In total, 6.9% (117/1703) of participants with an HbA1c level ≥48 mmol/mol (≥6.5%) at enrolment subsequently had an HbA1c level reported in primary care data below the threshold for diabetes diagnosis (<48 mmol/mol [<6.5%]) at a median time of 4.4 years [IQR 2.4–5.6] after enrolment (this does not include post-diagnosis HbA1c values, which may be altered by lifestyle modification or treatment). A total of 53% of this group (62/117) subsequently received a diabetes diagnosis, a median of 1.2 years (IQR 0.3–2.4) after recording a below-threshold (<48 mmol/mol [<6.5%]) HbA1c level.
Sensitivity analysis using an uncalibrated UK Biobank HbA1c level ≥48 mmol/mol (≥6.5%) to define undiagnosed diabetes identified 1076 individuals with undiagnosed diabetes, with a median time to diagnosis of 1.5 years (95% CI 1.4, 1.7) and with 995 of the 1076 individuals (92.5%, 95% CI 90.9, 94.0) receiving a clinical diagnosis within the study period.
Compared with those enrolled in 2008 (n=820), the median time to diagnosis for those enrolled in 2010 (n=239) was significantly shorter (1.8 years [95% CI 1.4, 2.2] vs 2.3 years [95% CI 2.1, 2.6], HR [95% CI] 1.22 [1.04, 1.43], p=0.017). Those enrolled in 2009 (n=644) had a median time to diagnosis of 2.2 years (95% CI 1.9, 2.6), which was not significantly different from the median time to diagnosis for those enrolled in 2008.
Men and individuals with obesity received a clinical diabetes diagnosis earlier than women and individuals without obesity
For those with undiagnosed diabetes at enrolment, male sex (compared with female sex) and enrolment BMI ≥30 kg/m2 (compared with BMI <30 kg/m2) were associated with shorter time to diabetes diagnosis (HR [95% CI] for male sex: 1.12 [1.00, 1.25]; HR [95% CI] for BMI ≥30 kg/m2: 1.25 [1.12, 1.39]; ESM Table 3). Higher enrolment HbA1c was also strongly associated with shorter time to diagnosis (reference category HbA1c 48.0–52.9 mmol/mol; HR [95% CI] for HbA1c 53.0–57.9 mmol/mol: 2.13 [1.84, 2.46]; HR [95% CI] for HbA1c ≥58.0 mmol/mol: 2.71 [2.37, 3.09]; ESM Table 3). There was no clear evidence of an association between age, ethnic group or socioeconomic status and time to diabetes diagnosis (ESM Table 3).
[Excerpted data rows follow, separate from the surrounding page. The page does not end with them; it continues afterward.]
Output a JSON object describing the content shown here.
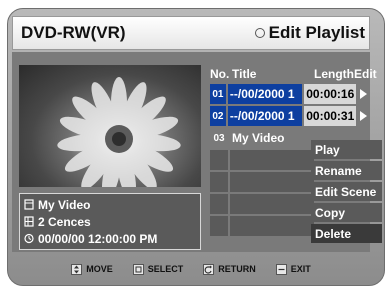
{
  "header": {
    "app_title": "DVD-RW(VR)",
    "screen_title": "Edit Playlist"
  },
  "info": {
    "title": "My Video",
    "scenes": "2 Cences",
    "datetime": "00/00/00 12:00:00  PM"
  },
  "list": {
    "headers": {
      "no": "No.",
      "title": "Title",
      "length": "Length",
      "edit": "Edit"
    },
    "rows": [
      {
        "no": "01",
        "title": "--/00/2000 1",
        "length": "00:00:16"
      },
      {
        "no": "02",
        "title": "--/00/2000 1",
        "length": "00:00:31"
      },
      {
        "no": "03",
        "title": "My Video",
        "length": ""
      }
    ]
  },
  "menu": {
    "items": [
      "Play",
      "Rename",
      "Edit Scene",
      "Copy",
      "Delete"
    ],
    "highlighted": "Delete"
  },
  "hints": {
    "move": "MOVE",
    "select": "SELECT",
    "return": "RETURN",
    "exit": "EXIT"
  },
  "colors": {
    "accent_blue": "#0d3fa0",
    "panel_gray": "#7a7a7a",
    "cell_gray": "#5a5a5a"
  }
}
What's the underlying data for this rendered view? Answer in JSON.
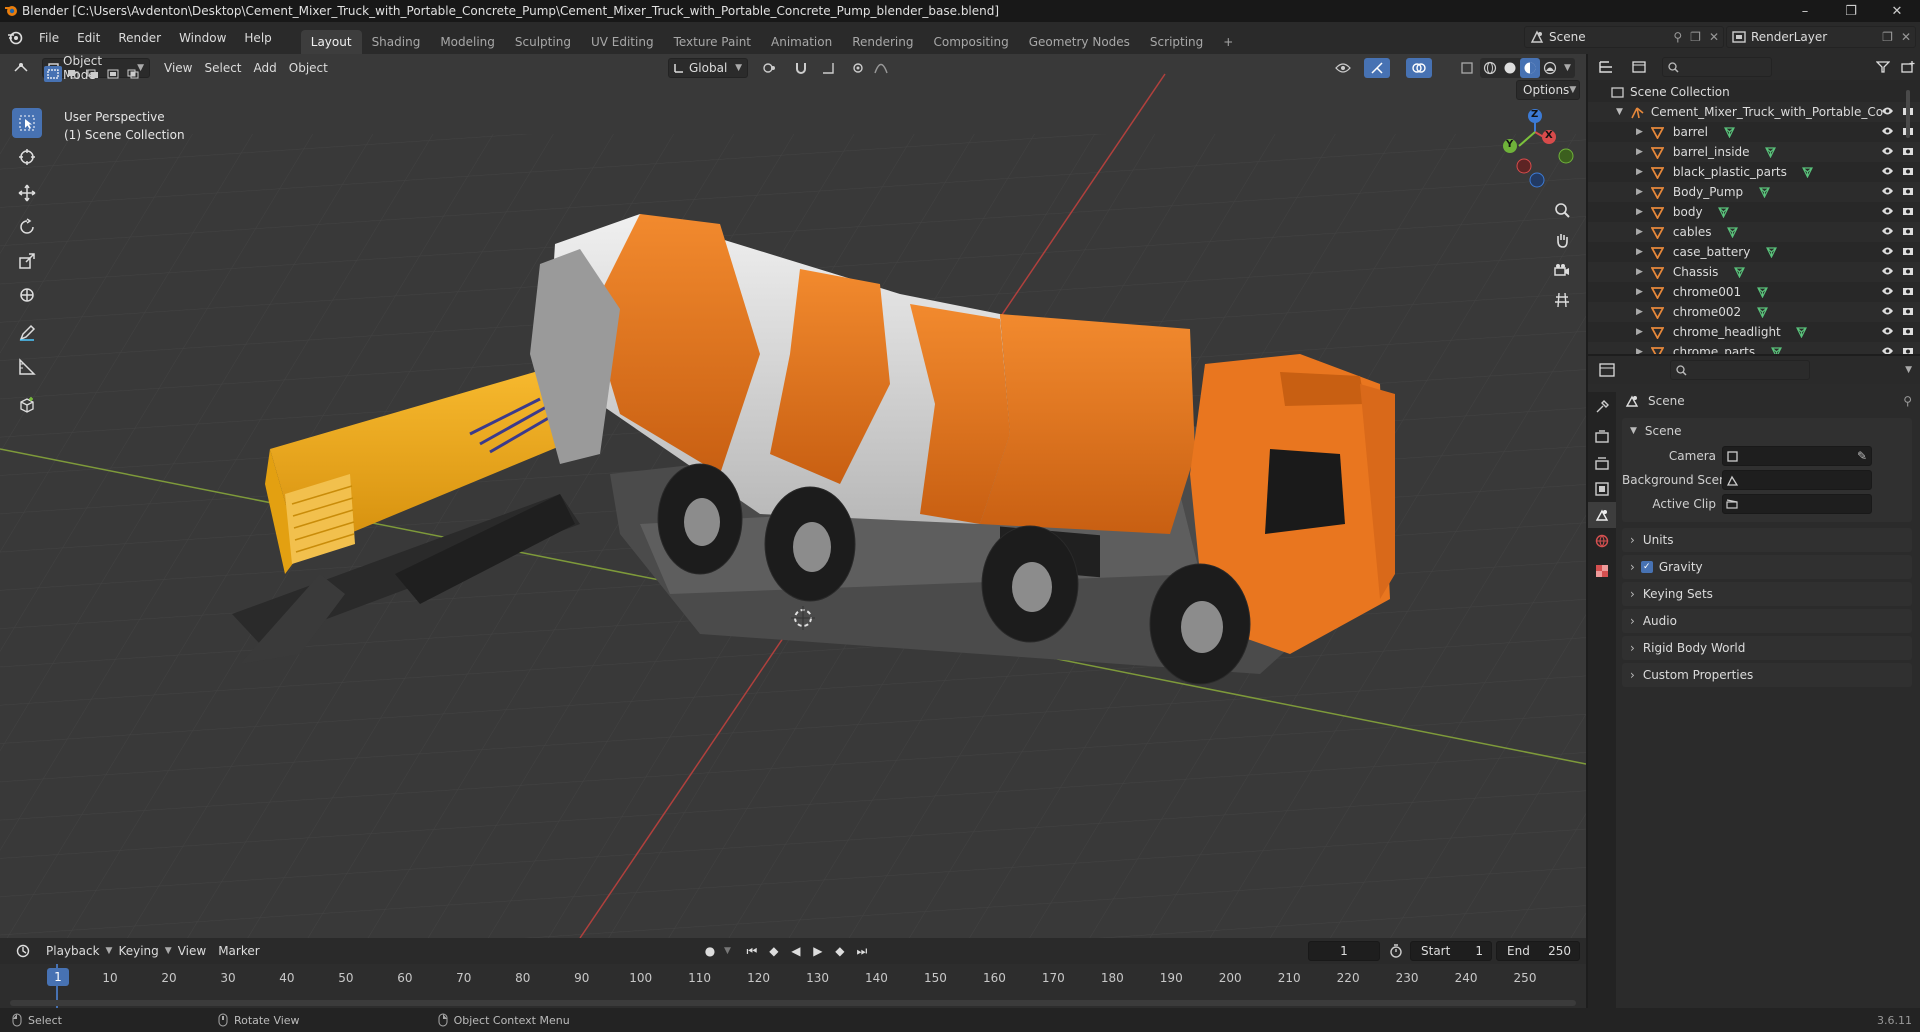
{
  "window": {
    "title": "Blender [C:\\Users\\Avdenton\\Desktop\\Cement_Mixer_Truck_with_Portable_Concrete_Pump\\Cement_Mixer_Truck_with_Portable_Concrete_Pump_blender_base.blend]",
    "controls": [
      "–",
      "❐",
      "✕"
    ]
  },
  "menu": [
    "File",
    "Edit",
    "Render",
    "Window",
    "Help"
  ],
  "workspaces": [
    "Layout",
    "Shading",
    "Modeling",
    "Sculpting",
    "UV Editing",
    "Texture Paint",
    "Animation",
    "Rendering",
    "Compositing",
    "Geometry Nodes",
    "Scripting"
  ],
  "add_workspace": "+",
  "scene_name": "Scene",
  "render_layer": "RenderLayer",
  "viewport": {
    "mode": "Object Mode",
    "menus": [
      "View",
      "Select",
      "Add",
      "Object"
    ],
    "orientation": "Global",
    "options_label": "Options",
    "perspective_label": "User Perspective",
    "collection_label": "(1) Scene Collection",
    "gizmo": {
      "x": "X",
      "y": "Y",
      "z": "Z"
    }
  },
  "outliner": {
    "root": "Scene Collection",
    "collection": "Cement_Mixer_Truck_with_Portable_Co",
    "items": [
      "barrel",
      "barrel_inside",
      "black_plastic_parts",
      "Body_Pump",
      "body",
      "cables",
      "case_battery",
      "Chassis",
      "chrome001",
      "chrome002",
      "chrome_headlight",
      "chrome_parts"
    ]
  },
  "properties": {
    "context": "Scene",
    "panel_title": "Scene",
    "fields": [
      {
        "label": "Camera",
        "value": ""
      },
      {
        "label": "Background Scene",
        "value": ""
      },
      {
        "label": "Active Clip",
        "value": ""
      }
    ],
    "collapsed": [
      "Units",
      "Gravity",
      "Keying Sets",
      "Audio",
      "Rigid Body World",
      "Custom Properties"
    ]
  },
  "timeline": {
    "menus": [
      "Playback",
      "Keying",
      "View",
      "Marker"
    ],
    "current_frame": "1",
    "start_label": "Start",
    "start": "1",
    "end_label": "End",
    "end": "250",
    "ticks": [
      "1",
      "10",
      "20",
      "30",
      "40",
      "50",
      "60",
      "70",
      "80",
      "90",
      "100",
      "110",
      "120",
      "130",
      "140",
      "150",
      "160",
      "170",
      "180",
      "190",
      "200",
      "210",
      "220",
      "230",
      "240",
      "250"
    ]
  },
  "status": {
    "select": "Select",
    "rotate": "Rotate View",
    "context_menu": "Object Context Menu",
    "version": "3.6.11"
  },
  "colors": {
    "accent": "#4772b3",
    "mesh_icon": "#e6883b",
    "mesh_data_icon": "#59c17a",
    "truck_orange": "#e9761f",
    "pump_yellow": "#f2a91a"
  }
}
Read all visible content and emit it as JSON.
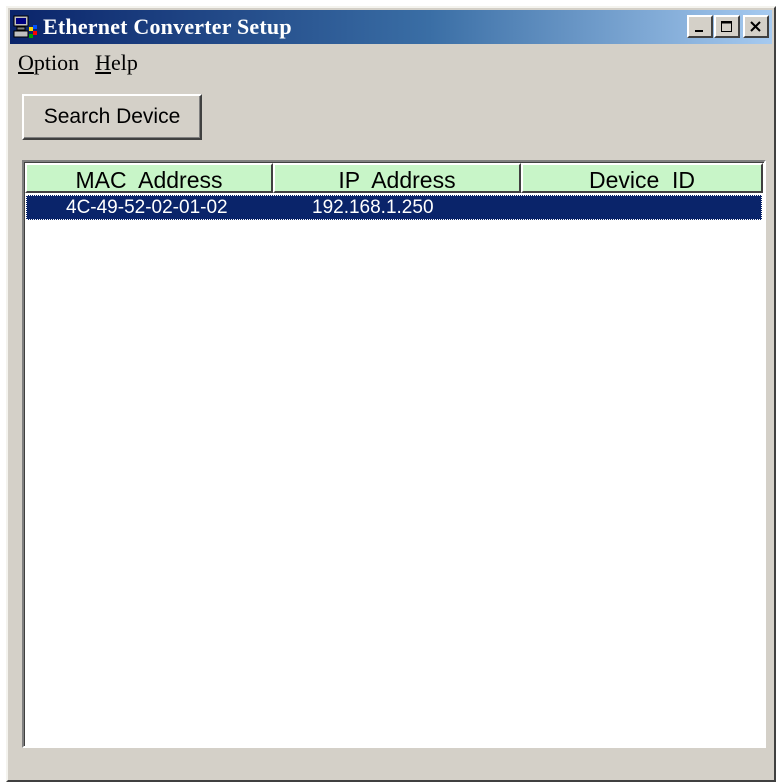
{
  "window": {
    "title": "Ethernet Converter Setup"
  },
  "title_controls": {
    "minimize_icon": "minimize-icon",
    "maximize_icon": "maximize-icon",
    "close_icon": "close-icon"
  },
  "menu": {
    "items": [
      {
        "mnemonic": "O",
        "rest": "ption"
      },
      {
        "mnemonic": "H",
        "rest": "elp"
      }
    ]
  },
  "toolbar": {
    "search_label": "Search Device"
  },
  "table": {
    "columns": [
      "MAC  Address",
      "IP  Address",
      "Device  ID"
    ],
    "rows": [
      {
        "mac": "4C-49-52-02-01-02",
        "ip": "192.168.1.250",
        "device_id": "",
        "selected": true
      }
    ]
  },
  "colors": {
    "title_start": "#0a246a",
    "title_end": "#a6caf0",
    "header_bg": "#c8f5c8",
    "selection_bg": "#0a246a",
    "window_bg": "#d4d0c8"
  }
}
Selective screening strategies based on validated risk scores can reduce the number needing to be screened by approximately half but miss 15–30% of undiagnosed diabetes cases
In the study population without a pre-existing diabetes diagnosis (n=166,846), the number needed to screen (NNS) to identify one case of undiagnosed diabetes was 98 (95% CI 94, 103). Using simple criteria (age ≥60 years or [separately] BMI ≥30 kg/m2) to select which individuals should be screened reduced the NNS to 77 (95% CI 72, 82) and 39 (95% CI 37, 42), respectively, but missed >40% of those with undiagnosed diabetes (Table 2).
Selective screening based on the FINDRISC ≥12 strategy gave a similar NNS to those obtained for the LRS ≥16 and ADA-RTS ≥5 strategies (range 48–51; Table 2), with all three strategies giving a NNS that was approximately half that seen for population-level screening. Using these risk score cut-offs, the proportion of missed undiagnosed cases was smaller than for the simple criteria above (range 15.7–30.2%), with the LRS ≥16 strategy missing the least number of cases (Table 2). Using a higher FINDRISC risk score cut-off reduced the NNS further but missed more undiagnosed diabetes cases (FINDRISC ≥15: NNS=37, missed cases=64.4%; Table 2); the converse was true for a lower FINDRISC risk score cut-off.
All risk scores and cut-offs tested performed better in identifying those with undiagnosed diabetes with obesity (BMI ≥30 kg/m2), identifying 48–100% of those with undiagnosed diabetes compared with 19–82% in the group without obesity (BMI <30 kg/m2; ESM Table 4).
Discussion
In this UK Biobank population-based cohort of adults aged 40–70 year, 1.0% of those without a pre-existing diabetes diagnosis had undiagnosed diabetes at enrolment. Over a follow-up of up to 12 years, 87.7% of these participants received a clinical diagnosis. Our study demonstrates that HbA1c-based screening at UK Biobank enrolment would have identified these diabetes cases a median of 2.2 years before they received a clinical diagnosis. Selective screening strategies based on UK, US and European risk scores were effective overall in targeting those most at risk of undiagnosed diabetes for screening.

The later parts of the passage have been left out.